A feeling you get from comes from performance. Wouldn't you get the feeling that Peyton Manning could bring a team back in adverse circumstances from the touchdown drive against Seattle in the last minute of regulation? Or from the fact that, according to pro-football-reference.com, Manning is sport's all-time leader in comebacks?
Perhaps the lesson is the "look" is something that we're all "looking" for, because we want to know what's next. Numerous recent NFL champions didn't "look" that way in November, but they got there in January and February. A "look" is earned. But it's no guarantee of success.
If the line has good health, it should look the same as it does now. The time to make changes in the line is November when the goal is having cohesion by January. Bumps are inevitable through that process, and the Broncos have to ride through them.
No, and as I've noted before, this is about contracts and long-term planning as much as the kickers themselves. Prater carried a $3.25 million salary-cap charge next year and was down to his final strike before a suspension of at least one year. You have numerous expiring contracts, starting with Demaryius Thomas, Julius Thomas, Chris Harris Jr. and Terrance Knighton, just to name a few.
Also note that Matt Prater is no longer a kickoff man. Sam Martin, the Lions' punter, handles that responsibility. Prater has as many misses as McManus, and is 9-for-12 overall (75.0 percent), barely ahead of McManus' 8-for-11 (72.7 percent). McManus would be ahead if Prater's last-second miss in London that was wiped out because of a penalty had stood. McManus is also the league's ninth-best kicker, according to ProFootballFocus.com's metrics, which factors kickoffs into the calculation.

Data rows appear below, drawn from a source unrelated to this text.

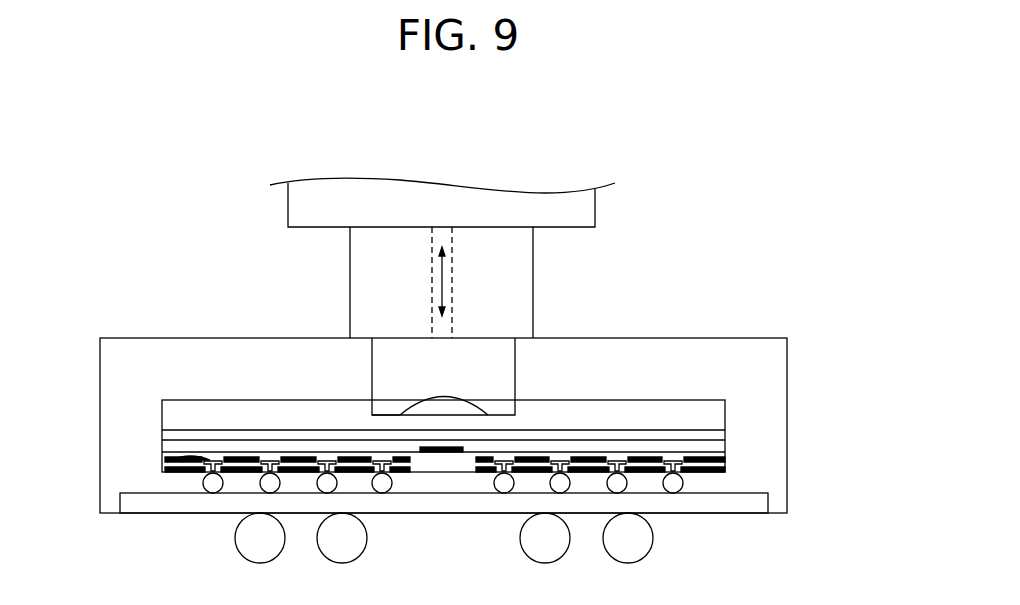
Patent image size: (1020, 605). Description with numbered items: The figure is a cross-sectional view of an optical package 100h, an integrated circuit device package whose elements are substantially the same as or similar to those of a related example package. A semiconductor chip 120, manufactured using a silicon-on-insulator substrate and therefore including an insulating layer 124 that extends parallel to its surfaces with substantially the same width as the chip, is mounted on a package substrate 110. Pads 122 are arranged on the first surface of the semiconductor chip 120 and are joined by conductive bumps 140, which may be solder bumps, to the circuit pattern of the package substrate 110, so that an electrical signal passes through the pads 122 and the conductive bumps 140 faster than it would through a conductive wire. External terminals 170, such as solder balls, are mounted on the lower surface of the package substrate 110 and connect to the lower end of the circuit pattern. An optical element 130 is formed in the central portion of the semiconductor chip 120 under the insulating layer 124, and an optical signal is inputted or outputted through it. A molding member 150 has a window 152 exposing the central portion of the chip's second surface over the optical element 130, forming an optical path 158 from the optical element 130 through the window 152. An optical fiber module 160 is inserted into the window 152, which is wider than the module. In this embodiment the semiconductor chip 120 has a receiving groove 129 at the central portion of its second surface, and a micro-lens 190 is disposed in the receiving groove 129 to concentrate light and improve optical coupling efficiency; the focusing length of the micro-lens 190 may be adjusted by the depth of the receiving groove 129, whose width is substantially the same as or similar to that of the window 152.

The optical package 100h is at (415, 126).
The package substrate 110 is at (760, 503).
The semiconductor chip 120 is at (717, 410).
The pads 122 is at (163, 458).
The insulating layer 124 is at (717, 437).
The receiving groove 129 is at (385, 410).
The optical element 130 is at (440, 452).
The conductive bumps 140 is at (677, 482).
The molding member 150 is at (772, 383).
The window 152 is at (395, 372).
The optical path 158 is at (433, 270).
The optical fiber module 160 is at (533, 277).
The external terminals 170 is at (637, 545).
The micro-lens 190 is at (467, 410).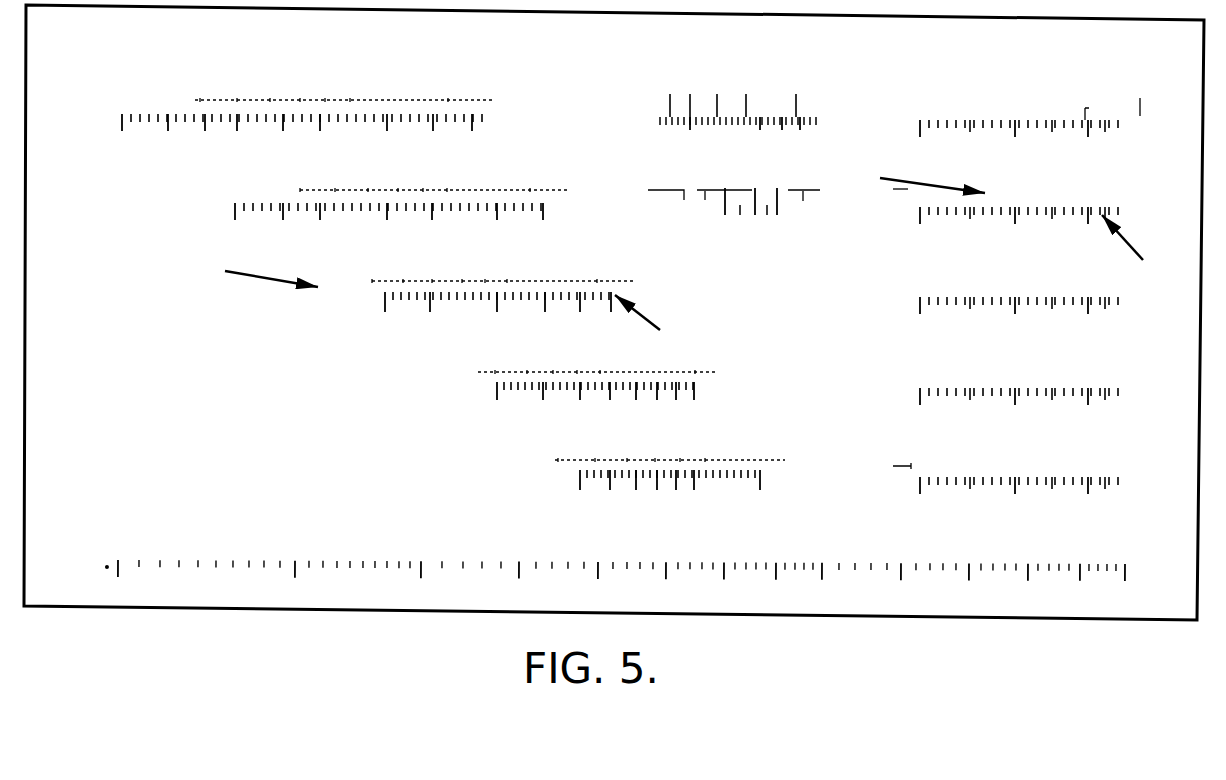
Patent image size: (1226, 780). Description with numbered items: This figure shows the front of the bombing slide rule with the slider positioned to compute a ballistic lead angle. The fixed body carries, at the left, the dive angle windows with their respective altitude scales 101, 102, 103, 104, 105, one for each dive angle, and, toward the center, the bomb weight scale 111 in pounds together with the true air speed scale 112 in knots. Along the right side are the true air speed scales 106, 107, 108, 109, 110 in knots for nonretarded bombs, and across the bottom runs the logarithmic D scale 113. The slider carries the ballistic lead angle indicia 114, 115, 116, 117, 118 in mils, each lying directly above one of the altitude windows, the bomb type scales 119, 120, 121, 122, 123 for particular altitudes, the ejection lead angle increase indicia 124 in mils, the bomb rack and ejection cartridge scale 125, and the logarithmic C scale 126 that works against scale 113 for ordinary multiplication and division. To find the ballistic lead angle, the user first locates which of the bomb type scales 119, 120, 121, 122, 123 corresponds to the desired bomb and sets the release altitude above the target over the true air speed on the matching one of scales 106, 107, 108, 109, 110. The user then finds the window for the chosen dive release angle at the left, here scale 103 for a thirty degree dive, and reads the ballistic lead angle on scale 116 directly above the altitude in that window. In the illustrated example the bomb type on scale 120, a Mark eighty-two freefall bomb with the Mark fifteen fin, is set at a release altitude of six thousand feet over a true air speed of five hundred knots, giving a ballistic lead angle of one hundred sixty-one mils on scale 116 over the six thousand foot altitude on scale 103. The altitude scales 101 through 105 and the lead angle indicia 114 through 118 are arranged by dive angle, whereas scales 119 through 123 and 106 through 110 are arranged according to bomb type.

The dive angle altitude scale 101 is at (87, 153).
The dive angle altitude scale 102 is at (195, 238).
The dive angle altitude scale 103 is at (373, 329).
The dive angle altitude scale 104 is at (478, 415).
The dive angle altitude scale 105 is at (547, 507).
The true air speed scale for nonretarded bombs 106 is at (901, 146).
The true air speed scale for nonretarded bombs 107 is at (901, 239).
The true air speed scale for nonretarded bombs 108 is at (896, 319).
The true air speed scale for nonretarded bombs 109 is at (894, 406).
The true air speed scale for nonretarded bombs 110 is at (890, 504).
The bomb weight scale 111 is at (663, 76).
The true air speed scale 112 is at (708, 246).
The logarithmic D scale 113 is at (83, 578).
The ballistic lead angle indicia 114 is at (187, 89).
The ballistic lead angle indicia 115 is at (289, 189).
The ballistic lead angle indicia 116 is at (358, 272).
The ballistic lead angle indicia 117 is at (473, 364).
The ballistic lead angle indicia 118 is at (539, 453).
The bomb type scale 119 is at (1006, 101).
The bomb type scale 120 is at (978, 182).
The bomb type scale 121 is at (959, 286).
The bomb type scale 122 is at (973, 372).
The bomb type scale 123 is at (971, 456).
The ejection lead angle increase indicia 124 is at (678, 155).
The bomb rack and ejection cartridge scale 125 is at (638, 198).
The logarithmic C scale 126 is at (167, 517).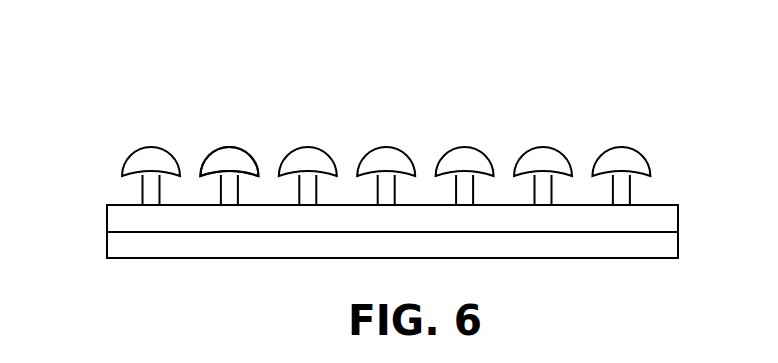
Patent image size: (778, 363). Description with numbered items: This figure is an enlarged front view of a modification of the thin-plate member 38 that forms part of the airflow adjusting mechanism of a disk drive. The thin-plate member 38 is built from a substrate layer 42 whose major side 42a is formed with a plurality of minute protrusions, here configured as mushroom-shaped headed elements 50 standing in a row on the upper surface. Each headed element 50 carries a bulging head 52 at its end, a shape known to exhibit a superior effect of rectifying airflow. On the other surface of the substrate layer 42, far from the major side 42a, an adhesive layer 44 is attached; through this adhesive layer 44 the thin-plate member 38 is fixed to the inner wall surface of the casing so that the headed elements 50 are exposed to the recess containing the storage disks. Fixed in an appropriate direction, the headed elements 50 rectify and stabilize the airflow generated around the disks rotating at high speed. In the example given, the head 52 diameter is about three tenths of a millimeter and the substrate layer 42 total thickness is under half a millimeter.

Prater's cap charge for next year would have been 6.3 that of McManus. Is Prater 6.3 times the kicker that McManus is -- or will be, assuming he develops and plays to his upside?

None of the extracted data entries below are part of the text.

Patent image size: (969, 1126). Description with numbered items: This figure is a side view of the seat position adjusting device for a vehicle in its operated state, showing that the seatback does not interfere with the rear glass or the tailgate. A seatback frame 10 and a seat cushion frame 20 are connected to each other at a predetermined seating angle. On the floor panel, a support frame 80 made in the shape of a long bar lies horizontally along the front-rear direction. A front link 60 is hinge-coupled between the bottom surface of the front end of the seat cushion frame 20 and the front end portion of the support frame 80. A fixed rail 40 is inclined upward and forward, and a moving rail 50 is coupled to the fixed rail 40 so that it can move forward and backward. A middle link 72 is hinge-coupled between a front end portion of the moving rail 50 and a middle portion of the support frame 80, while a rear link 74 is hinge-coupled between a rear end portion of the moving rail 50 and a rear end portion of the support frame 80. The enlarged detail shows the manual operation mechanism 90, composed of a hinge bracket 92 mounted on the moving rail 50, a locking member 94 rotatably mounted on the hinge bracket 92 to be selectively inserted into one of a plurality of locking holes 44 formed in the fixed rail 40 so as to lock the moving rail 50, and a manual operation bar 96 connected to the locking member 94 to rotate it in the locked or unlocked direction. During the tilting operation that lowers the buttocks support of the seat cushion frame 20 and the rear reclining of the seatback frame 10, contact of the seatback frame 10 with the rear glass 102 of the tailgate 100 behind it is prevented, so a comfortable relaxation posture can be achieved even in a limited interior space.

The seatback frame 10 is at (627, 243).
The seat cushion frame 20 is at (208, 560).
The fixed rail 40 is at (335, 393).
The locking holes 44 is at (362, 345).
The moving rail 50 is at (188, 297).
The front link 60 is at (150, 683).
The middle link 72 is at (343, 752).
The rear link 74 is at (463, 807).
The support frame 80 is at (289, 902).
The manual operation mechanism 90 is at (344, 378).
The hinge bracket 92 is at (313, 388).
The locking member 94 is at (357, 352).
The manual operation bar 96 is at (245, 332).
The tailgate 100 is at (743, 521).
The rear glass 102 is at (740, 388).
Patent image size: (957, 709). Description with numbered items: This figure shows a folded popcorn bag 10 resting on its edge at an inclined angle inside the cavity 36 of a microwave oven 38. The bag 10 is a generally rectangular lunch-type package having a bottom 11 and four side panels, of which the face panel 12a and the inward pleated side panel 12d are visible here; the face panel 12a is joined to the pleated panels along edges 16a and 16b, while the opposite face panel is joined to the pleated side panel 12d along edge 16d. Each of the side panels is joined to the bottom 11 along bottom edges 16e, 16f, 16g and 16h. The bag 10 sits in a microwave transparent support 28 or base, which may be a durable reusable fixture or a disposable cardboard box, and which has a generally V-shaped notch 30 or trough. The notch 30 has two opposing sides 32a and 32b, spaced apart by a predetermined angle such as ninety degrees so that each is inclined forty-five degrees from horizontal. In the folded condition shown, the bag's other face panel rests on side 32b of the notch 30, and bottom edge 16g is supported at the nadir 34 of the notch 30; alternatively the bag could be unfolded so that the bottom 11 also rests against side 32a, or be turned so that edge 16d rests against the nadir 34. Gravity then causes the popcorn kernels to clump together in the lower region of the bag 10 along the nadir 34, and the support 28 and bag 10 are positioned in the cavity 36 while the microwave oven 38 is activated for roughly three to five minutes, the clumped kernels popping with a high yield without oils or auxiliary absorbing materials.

This is like the afore-mentioned hit on 17 -- it's a calculated gamble. Teams take these types of risks. The Patriots do, all the time, at multiple positions, and, in 2006, they did so at kicker, when Adam Viniatieri was allowed to leave for Stephen Gostkowski. In Gostkowski's first year, he hit a career-low 76.9 percent of his attempts. He's grown and kept the job, just as the Broncos hope McManus will.